Having been defeated in the National League South play-off final for Ebbsfleet United, Mekki joined winning finalists Dorking Wanderers in June 2022. In February 2023, he joined Bath City on a one-month loan deal.

On 29 May 2023, Mekki returned to the National League South to join Farnborough following his release from Dorking.

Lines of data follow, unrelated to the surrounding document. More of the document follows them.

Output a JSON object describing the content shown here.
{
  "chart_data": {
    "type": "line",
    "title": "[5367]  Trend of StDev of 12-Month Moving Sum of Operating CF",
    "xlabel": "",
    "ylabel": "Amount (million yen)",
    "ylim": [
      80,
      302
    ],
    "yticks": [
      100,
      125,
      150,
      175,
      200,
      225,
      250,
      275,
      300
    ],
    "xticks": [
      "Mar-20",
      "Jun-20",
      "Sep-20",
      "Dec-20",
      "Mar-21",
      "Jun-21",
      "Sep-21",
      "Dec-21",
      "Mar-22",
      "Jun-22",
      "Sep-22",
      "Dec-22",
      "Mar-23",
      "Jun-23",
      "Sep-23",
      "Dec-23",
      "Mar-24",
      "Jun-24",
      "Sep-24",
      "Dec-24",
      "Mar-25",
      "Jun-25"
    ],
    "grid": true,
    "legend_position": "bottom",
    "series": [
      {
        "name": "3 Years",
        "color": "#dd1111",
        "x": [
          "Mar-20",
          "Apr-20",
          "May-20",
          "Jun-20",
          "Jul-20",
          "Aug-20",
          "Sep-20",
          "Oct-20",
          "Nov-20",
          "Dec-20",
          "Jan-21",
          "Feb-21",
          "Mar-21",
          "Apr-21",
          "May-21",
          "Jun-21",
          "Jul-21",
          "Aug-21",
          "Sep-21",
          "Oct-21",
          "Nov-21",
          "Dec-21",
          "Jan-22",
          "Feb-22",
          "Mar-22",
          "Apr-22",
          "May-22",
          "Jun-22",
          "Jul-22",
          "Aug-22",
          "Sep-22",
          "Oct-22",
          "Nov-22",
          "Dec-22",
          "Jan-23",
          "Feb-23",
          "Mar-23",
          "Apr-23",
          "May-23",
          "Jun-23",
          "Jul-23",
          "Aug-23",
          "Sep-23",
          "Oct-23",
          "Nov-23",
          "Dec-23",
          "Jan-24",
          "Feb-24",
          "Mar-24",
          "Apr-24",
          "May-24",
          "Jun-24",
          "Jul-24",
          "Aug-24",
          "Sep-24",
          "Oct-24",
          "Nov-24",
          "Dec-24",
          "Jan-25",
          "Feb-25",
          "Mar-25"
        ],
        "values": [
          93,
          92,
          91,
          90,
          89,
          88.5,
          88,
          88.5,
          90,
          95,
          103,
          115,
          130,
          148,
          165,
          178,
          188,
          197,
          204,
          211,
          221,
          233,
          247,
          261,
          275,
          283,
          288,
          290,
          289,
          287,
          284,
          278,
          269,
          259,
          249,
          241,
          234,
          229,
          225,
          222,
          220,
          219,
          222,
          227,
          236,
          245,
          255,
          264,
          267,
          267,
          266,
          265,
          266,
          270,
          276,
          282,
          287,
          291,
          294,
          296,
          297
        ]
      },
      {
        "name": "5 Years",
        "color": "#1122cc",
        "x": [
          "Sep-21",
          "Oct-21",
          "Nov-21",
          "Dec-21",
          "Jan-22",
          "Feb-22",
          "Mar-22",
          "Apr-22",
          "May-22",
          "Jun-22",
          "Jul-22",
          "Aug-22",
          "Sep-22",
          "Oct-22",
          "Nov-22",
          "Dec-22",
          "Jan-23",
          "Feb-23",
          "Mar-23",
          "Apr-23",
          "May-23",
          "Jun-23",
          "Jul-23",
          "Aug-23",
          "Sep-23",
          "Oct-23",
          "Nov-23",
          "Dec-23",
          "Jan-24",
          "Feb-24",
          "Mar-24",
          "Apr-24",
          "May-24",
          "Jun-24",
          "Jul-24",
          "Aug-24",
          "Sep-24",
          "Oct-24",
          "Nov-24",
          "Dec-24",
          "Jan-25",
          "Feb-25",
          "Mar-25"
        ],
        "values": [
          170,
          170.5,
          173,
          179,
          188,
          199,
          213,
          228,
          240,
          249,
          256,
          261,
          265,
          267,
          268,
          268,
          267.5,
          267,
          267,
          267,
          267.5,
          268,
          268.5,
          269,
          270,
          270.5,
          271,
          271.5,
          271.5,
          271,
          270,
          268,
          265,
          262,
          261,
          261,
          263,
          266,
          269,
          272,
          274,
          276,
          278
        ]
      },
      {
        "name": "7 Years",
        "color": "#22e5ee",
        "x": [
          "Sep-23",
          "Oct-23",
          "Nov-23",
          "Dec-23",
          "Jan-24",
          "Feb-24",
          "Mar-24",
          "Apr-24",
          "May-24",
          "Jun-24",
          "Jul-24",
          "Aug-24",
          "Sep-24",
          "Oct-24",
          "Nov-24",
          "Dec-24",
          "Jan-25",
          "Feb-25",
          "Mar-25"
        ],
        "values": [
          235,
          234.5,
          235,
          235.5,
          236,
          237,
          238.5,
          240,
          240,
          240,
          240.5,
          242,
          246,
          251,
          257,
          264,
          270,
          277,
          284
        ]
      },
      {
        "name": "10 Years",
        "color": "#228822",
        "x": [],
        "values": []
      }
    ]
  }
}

In December 2023, he joined Bracknell Town on loan.

In July 2024, Mekki joined Southern League Premier Division South club Walton & Hersham.

On 25 January 2025, Mekki announced his retirement as a player.

==International career==
In August 2012 Mekki was named as a standby player for the Wales under-21 squad.

==Career statistics==

Appearances and goals by club, season and competition
| Club | Season | League |  |  | FA Cup |  | League Cup |  | Other |  | Total |  |
| Division | Apps | Goals | Apps | Goals | Apps | Goals | Apps | Goals | Apps | Goals |
| Aldershot Town | 2010–11 | League Two | 8 | 0 | 0 | 0 | 0 | 0 | 0 | 0 | 8 | 0 |
| 2011–12 | League Two | 25 | 1 | 1 | 0 | 1 | 0 | 0 | 0 | 27 | 1 |
| 2012–13 | League Two | 29 | 2 | 2 | 0 | 1 | 0 | 2 | 0 | 34 | 2 |
| 2013–14 | Conference Premier | 26 | 3 | 0 | 0 | — |  | 0 | 0 | 26 | 3 |
| Total |  | 88 | 6 | 3 | 0 | 2 | 0 | 2 | 0 | 95 | 6 |
| Barnet | 2014–15 | Conference Premier | 9 | 0 | 1 | 0 | — |  | 1 | 0 | 11 | 0 |
| Dover Athletic | 2014–15 | Conference Premier | 1 | 0 | 0 | 0 | — |  | 1 | 0 | 1 | 0 |
| Tranmere Rovers | 2015–16 | National League | 39 | 4 | 0 | 0 | — |  | 0 | 0 | 39 | 4 |
| 2016–17 | National League | 20 | 0 | 0 | 0 | — |  | 0 | 0 | 20 | 0 |
| Total |  | 59 | 4 | 0 | 0 | — |  | 0 | 0 | 59 | 4 |
| Bromley | 2017–18 | National League | 37 | 3 | 3 | 1 | — |  | 5 | 0 | 45 | 4 |
| 2018–19 | National League | 18 | 1 | 2 | 0 | — |  | 1 | 0 | 21 | 1 |
| 2019–20 | National League | 18 | 1 | 3 | 0 | — |  | 0 | 0 | 21 | 1 |
| Total |  | 73 | 5 | 8 | 1 | — |  | 6 | 0 | 87 | 6 |
| Ebbsfleet United (loan) | 2019–20 | National League | 8 | 0 | 0 | 0 | — |  | 0 | 0 | 8 | 0 |
| Career total |  |  | 238 | 20 | 12 | 1 | 2 | 0 | 9 | 0 | 261 | 21 |

==Honours==
Bromley
- FA Trophy runner-up: 2017–18

== Personal life ==
He graduated in 2022 from Staffordshire University with a First class degree in Professional Sports Writing and Broadcasting.